“Wie wil volgende week als eerste presenteren. Over Rembrandt?” De leraar keek zo hoopvol de klas in. Ach, dan ben ik er maar vanaf. Neutraal steek ik mijn hand op, samen met nog vijf anderen. “Geweldig! Ik mail jullie de opdracht, en hoop dat jullie er iets moois van maken!” Ja ja, alsof we niet allemaal weten hoe zo’n eerste presentatie gaat. Hakkelig, moeizaam, en dan krijg je een enorme lading kritiek van de leraar aan het einde.
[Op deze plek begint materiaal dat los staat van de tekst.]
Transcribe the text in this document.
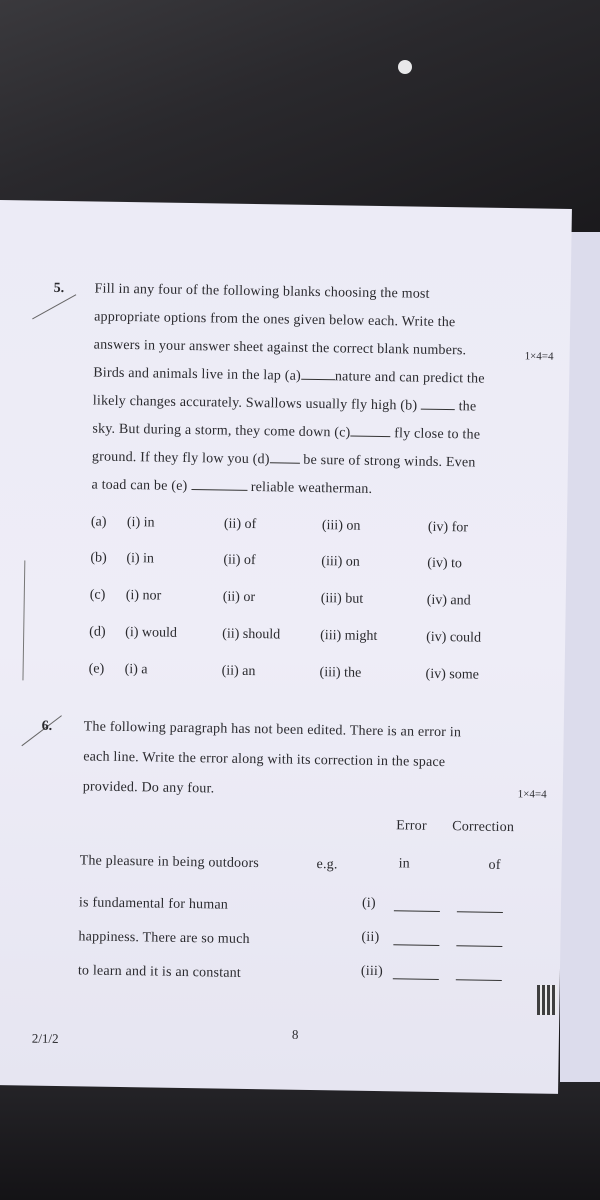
5. Fill in any four of the following blanks choosing the most
appropriate options from the ones given below each. Write the
answers in your answer sheet against the correct blank numbers.	1×4=4
Birds and animals live in the lap (a) nature and can predict the
likely changes accurately. Swallows usually fly high (b)	the
sky. But during a storm, they come down (c)	fly close to the
ground. If they fly low you (d) be sure of strong winds. Even
a toad can be (e)	reliable weatherman.
(a) (i) in	(ii) of	(iii) on	(iv) for
(b) (i) in	(ii) of	(iii) on	(iv) to
(c) (i) nor	(ii) or	(iii) but	(iv) and
(d) (i) would	(ii) should	(iii) might	(iv) could
(e) (i) a	(ii) an	(iii) the	(iv) some
6. The following paragraph has not been edited. There is an error in
each line. Write the error along with its correction in the space
provided. Do any four.	1×4=4
Error Correction
The pleasure in being outdoors	e.g.	in	of
is fundamental for human	(i)
happiness. There are so much	(ii)
to learn and it is an constant	(iii)
2/1/2	8
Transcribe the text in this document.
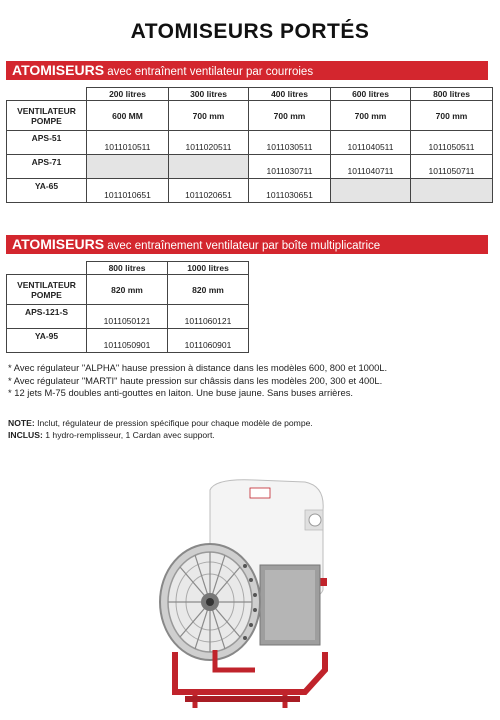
ATOMISEURS PORTÉS
ATOMISEURS avec entraînent ventilateur par courroies
	200 litres	300 litres	400 litres	600 litres	800 litres
VENTILATEUR POMPE	600 MM	700 mm	700 mm	700 mm	700 mm
APS-51	1011010511	1011020511	1011030511	1011040511	1011050511
APS-71			1011030711	1011040711	1011050711
YA-65	1011010651	1011020651	1011030651		
ATOMISEURS avec entraînement ventilateur par boîte multiplicatrice
	800 litres	1000 litres
VENTILATEUR POMPE	820 mm	820 mm
APS-121-S	1011050121	1011060121
YA-95	1011050901	1011060901
* Avec régulateur "ALPHA" hause pression à distance dans les modèles 600, 800 et 1000L.
* Avec régulateur "MARTI" haute pression sur châssis dans les modèles 200, 300 et 400L.
* 12 jets M-75 doubles anti-gouttes en laiton. Une buse jaune. Sans buses arrières.
NOTE: Inclut, régulateur de pression spécifique pour chaque modèle de pompe.
INCLUS: 1 hydro-remplisseur, 1 Cardan avec support.
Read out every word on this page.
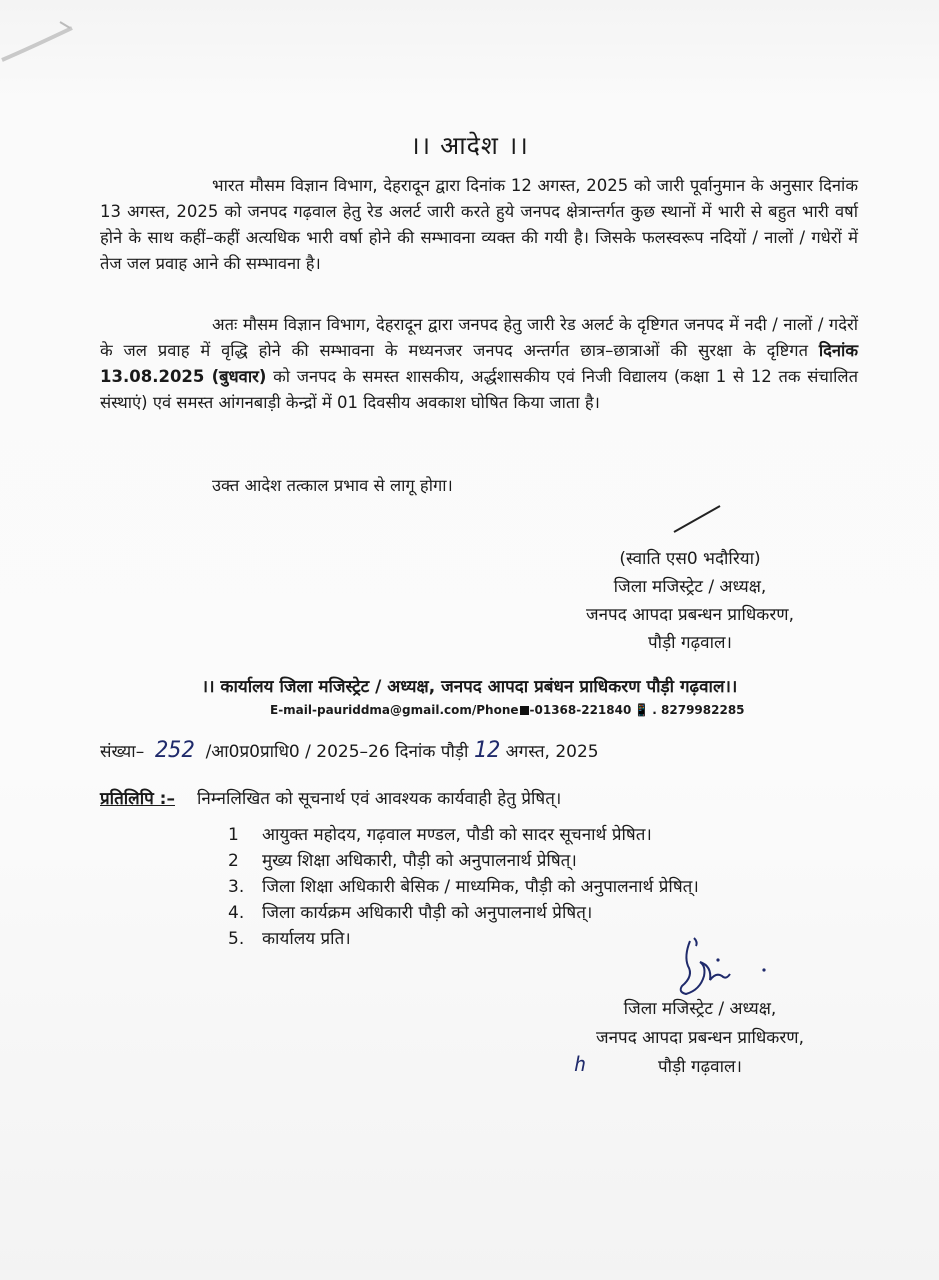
।। आदेश ।।
भारत मौसम विज्ञान विभाग, देहरादून द्वारा दिनांक 12 अगस्त, 2025 को जारी पूर्वानुमान के अनुसार दिनांक 13 अगस्त, 2025 को जनपद गढ़वाल हेतु रेड अलर्ट जारी करते हुये जनपद क्षेत्रान्तर्गत कुछ स्थानों में भारी से बहुत भारी वर्षा होने के साथ कहीं–कहीं अत्यधिक भारी वर्षा होने की सम्भावना व्यक्त की गयी है। जिसके फलस्वरूप नदियों / नालों / गधेरों में तेज जल प्रवाह आने की सम्भावना है।
अतः मौसम विज्ञान विभाग, देहरादून द्वारा जनपद हेतु जारी रेड अलर्ट के दृष्टिगत जनपद में नदी / नालों / गदेरों के जल प्रवाह में वृद्धि होने की सम्भावना के मध्यनजर जनपद अन्तर्गत छात्र–छात्राओं की सुरक्षा के दृष्टिगत दिनांक 13.08.2025 (बुधवार) को जनपद के समस्त शासकीय, अर्द्धशासकीय एवं निजी विद्यालय (कक्षा 1 से 12 तक संचालित संस्थाएं) एवं समस्त आंगनबाड़ी केन्द्रों में 01 दिवसीय अवकाश घोषित किया जाता है।
उक्त आदेश तत्काल प्रभाव से लागू होगा।
(स्वाति एस0 भदौरिया)
जिला मजिस्ट्रेट / अध्यक्ष,
जनपद आपदा प्रबन्धन प्राधिकरण,
पौड़ी गढ़वाल।
।। कार्यालय जिला मजिस्ट्रेट / अध्यक्ष, जनपद आपदा प्रबंधन प्राधिकरण पौड़ी गढ़वाल।।
E-mail-pauriddma@gmail.com/Phone -01368-221840 📱 . 8279982285
संख्या– 252 /आ0प्र0प्राधि0 / 2025–26 दिनांक पौड़ी 12 अगस्त, 2025
प्रतिलिपि :– निम्नलिखित को सूचनार्थ एवं आवश्यक कार्यवाही हेतु प्रेषित्।
1	आयुक्त महोदय, गढ़वाल मण्डल, पौडी को सादर सूचनार्थ प्रेषित।
2	मुख्य शिक्षा अधिकारी, पौड़ी को अनुपालनार्थ प्रेषित्।
3.	जिला शिक्षा अधिकारी बेसिक / माध्यमिक, पौड़ी को अनुपालनार्थ प्रेषित्।
4.	जिला कार्यक्रम अधिकारी पौड़ी को अनुपालनार्थ प्रेषित्।
5.	कार्यालय प्रति।
जिला मजिस्ट्रेट / अध्यक्ष,
जनपद आपदा प्रबन्धन प्राधिकरण,
पौड़ी गढ़वाल।
h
Maar goed, de werken van Rembrandt. Daar moeten we maar even doorheen om de vraag of Rembrandt typerend voor de Nederlandse identiteit is te beantwoorden. En terwijl we met z’n vijven op school om de tafel zitten tijdens een brainstormsessie glijden mijn gedachten af, terug naar de lessen kunstgeschiedenis van die oorlogszuchtige tekenleraar op de middelbare school. Hij noemde Rembrandt de “Meester van de Nederlandse kunst”. Een genie, een briljante schilder. Maar technisch gezien was ‘schilder’ in de 17de eeuw een doodnormaal beroep waar scholen voor waren. Stijlen (ook die Rembrandt gebruikte) bestonden al generaties lang en werden hoogstens per leerling iets veranderd. Hoe kun je iemand als “briljant meester” bestempelen als hij gewoon die oude technieken van nog oudere ‘meesters’ combineert? Vanwege deze redenering in mijn hoofd sloot ik me vanaf die les praktisch volledig af voor mijn leraar. Zelfs het uitzicht op het schoolplein vond ik interessanter dan zijn lessen.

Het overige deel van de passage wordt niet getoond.